BlackRock can do better. Investors who bought this fund thinking that the holdings are actively working on climate transition need to take a much closer look. Based on our analysis, this ETF ignores [BlackRock CEO] Larry Fink’s statement, ‘Climate risk is investment risk,’ while doubling down on business as usual.
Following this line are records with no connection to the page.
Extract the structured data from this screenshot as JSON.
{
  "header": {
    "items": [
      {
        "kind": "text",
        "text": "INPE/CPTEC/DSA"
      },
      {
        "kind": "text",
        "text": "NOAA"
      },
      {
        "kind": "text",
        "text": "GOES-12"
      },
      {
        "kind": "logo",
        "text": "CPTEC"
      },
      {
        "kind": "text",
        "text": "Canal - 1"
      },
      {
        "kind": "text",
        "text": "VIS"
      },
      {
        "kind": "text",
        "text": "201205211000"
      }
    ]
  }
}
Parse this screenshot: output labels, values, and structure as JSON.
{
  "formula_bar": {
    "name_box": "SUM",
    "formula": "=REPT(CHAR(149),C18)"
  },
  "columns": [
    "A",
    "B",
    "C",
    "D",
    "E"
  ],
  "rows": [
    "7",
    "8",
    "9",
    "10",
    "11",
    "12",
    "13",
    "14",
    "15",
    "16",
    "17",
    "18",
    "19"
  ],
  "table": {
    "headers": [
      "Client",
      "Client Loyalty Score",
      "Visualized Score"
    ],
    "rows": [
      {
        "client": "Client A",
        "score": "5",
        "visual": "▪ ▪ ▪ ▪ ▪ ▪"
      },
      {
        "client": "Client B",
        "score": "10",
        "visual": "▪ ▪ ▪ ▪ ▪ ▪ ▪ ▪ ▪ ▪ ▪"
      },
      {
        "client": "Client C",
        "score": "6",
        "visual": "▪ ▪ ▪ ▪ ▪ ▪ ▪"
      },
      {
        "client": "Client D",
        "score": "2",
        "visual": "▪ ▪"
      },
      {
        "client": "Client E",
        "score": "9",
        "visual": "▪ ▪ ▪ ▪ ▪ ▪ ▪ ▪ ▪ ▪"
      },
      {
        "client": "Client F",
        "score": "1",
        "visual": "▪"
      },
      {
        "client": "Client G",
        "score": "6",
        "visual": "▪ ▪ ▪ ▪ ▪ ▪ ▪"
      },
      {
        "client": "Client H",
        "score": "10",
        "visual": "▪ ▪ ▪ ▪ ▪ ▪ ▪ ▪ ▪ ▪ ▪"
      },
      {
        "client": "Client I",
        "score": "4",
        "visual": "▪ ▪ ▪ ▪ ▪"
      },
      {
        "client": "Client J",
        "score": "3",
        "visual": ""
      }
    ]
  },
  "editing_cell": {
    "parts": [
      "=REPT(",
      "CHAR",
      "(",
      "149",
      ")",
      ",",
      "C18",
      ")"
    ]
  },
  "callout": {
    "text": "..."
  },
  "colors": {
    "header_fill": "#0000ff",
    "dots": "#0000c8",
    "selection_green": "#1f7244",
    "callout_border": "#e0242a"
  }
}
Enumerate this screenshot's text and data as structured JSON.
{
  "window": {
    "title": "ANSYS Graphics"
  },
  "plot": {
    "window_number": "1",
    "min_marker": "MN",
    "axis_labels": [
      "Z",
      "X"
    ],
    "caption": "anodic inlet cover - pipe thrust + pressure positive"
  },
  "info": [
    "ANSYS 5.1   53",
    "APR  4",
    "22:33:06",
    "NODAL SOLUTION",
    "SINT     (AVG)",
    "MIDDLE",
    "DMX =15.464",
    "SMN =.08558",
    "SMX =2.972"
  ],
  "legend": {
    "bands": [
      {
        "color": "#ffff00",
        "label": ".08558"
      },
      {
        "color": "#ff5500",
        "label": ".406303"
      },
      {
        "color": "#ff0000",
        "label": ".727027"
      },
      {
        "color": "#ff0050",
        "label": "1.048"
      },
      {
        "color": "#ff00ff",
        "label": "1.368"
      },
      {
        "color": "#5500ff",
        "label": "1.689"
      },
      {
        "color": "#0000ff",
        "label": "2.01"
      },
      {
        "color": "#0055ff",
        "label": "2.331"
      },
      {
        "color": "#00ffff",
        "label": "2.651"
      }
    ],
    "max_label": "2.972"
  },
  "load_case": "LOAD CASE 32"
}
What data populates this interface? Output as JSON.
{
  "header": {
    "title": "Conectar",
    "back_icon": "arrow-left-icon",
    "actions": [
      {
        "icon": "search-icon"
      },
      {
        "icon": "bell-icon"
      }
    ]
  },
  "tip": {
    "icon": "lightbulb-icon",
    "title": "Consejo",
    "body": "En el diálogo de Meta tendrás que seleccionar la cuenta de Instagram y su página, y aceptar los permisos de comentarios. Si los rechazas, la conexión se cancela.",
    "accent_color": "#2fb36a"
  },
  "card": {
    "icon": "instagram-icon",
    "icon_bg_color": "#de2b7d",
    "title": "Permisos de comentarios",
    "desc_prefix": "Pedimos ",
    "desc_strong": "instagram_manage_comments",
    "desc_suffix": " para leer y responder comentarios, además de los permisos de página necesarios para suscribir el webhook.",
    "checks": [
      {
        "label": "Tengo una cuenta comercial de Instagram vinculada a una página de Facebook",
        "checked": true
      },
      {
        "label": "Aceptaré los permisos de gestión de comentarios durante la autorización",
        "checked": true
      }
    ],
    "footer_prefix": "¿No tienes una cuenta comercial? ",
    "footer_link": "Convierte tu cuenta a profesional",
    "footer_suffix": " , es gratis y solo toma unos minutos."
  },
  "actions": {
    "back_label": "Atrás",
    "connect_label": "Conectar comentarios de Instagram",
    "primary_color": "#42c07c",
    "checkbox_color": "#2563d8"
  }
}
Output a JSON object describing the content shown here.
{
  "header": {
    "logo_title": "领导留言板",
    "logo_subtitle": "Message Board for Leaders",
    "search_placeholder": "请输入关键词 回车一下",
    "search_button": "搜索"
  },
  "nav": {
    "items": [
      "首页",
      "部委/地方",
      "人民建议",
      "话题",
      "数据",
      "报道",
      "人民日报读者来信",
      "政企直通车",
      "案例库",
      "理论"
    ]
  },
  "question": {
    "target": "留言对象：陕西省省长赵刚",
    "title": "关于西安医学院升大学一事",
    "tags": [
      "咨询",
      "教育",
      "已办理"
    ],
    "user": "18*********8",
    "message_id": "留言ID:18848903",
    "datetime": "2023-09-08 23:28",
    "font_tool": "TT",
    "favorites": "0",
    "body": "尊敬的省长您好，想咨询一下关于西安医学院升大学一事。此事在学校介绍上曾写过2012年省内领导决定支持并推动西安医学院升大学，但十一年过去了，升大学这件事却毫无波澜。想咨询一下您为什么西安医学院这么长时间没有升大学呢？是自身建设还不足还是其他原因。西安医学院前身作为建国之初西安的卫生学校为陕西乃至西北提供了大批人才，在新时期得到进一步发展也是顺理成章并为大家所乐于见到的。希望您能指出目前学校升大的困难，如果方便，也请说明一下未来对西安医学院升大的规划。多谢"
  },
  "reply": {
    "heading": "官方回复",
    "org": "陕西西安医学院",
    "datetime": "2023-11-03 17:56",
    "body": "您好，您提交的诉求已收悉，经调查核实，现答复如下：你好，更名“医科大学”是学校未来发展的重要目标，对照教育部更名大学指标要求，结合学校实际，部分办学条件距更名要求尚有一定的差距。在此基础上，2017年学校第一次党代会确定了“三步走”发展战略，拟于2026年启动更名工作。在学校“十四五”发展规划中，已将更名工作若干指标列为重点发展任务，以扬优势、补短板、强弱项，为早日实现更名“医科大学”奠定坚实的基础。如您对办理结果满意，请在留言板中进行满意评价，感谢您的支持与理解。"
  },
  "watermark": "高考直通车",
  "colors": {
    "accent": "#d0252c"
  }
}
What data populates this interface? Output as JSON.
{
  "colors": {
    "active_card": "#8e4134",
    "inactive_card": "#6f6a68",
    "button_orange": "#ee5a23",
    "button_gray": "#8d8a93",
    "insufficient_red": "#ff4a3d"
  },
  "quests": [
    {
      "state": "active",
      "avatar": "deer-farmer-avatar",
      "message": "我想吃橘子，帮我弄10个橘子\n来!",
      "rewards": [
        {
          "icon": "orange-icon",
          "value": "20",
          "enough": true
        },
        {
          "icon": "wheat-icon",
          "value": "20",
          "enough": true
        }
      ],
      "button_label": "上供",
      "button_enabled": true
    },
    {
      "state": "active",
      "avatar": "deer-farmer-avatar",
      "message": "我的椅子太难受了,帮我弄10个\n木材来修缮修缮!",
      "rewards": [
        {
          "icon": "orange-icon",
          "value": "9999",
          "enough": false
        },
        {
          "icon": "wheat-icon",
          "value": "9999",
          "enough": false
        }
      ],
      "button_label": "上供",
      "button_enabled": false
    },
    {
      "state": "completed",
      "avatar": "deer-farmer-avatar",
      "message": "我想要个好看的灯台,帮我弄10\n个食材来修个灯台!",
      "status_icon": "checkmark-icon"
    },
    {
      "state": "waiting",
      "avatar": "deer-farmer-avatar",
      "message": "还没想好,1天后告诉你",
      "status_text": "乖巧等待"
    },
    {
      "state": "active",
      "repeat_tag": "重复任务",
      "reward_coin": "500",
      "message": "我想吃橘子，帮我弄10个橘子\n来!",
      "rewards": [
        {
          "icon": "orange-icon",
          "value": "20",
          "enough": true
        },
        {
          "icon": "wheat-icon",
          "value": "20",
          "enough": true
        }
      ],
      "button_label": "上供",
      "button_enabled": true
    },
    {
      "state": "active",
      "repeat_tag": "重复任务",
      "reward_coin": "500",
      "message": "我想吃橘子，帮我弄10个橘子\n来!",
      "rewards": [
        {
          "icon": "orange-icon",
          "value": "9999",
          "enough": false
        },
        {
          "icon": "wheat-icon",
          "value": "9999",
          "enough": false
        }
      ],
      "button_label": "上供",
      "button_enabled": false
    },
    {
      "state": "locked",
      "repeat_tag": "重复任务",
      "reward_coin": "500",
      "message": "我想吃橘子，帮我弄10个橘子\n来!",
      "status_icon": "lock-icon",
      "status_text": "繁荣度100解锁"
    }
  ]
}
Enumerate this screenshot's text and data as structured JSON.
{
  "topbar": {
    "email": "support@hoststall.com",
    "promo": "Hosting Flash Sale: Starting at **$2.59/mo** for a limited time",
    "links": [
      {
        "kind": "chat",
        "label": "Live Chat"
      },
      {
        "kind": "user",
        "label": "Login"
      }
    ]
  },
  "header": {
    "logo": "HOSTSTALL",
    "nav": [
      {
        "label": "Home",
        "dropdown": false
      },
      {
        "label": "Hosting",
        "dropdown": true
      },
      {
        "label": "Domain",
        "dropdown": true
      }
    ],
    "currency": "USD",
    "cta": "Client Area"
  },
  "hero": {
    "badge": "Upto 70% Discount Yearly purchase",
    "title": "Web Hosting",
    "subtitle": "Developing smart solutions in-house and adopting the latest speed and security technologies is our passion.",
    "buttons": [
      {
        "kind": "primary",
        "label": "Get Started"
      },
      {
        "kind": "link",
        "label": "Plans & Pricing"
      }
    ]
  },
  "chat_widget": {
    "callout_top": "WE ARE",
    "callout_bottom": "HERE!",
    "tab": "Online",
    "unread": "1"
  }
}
As more and more investors put their dollars into ESG funds, the names and transparency are critical.

Electrek’s Take

In January 2020, BlackRock announced that it would launch new investment products that screen fossil fuels. At the time, Electrek reported that some environmental groups were skeptical about BlackRock’s announcement of this and its decision to no longer invest in thermal coal. It looks like their skepticism was warranted.

Larry Fink says all the right things. BlackRock assets under management hit a record $8.68 trillion in the quarter ended December 31, 2020. It’s time for such a powerful investment management company to stop the greenwashing. Investors who are keen to reduce the climate risk deserve transparency, not lies.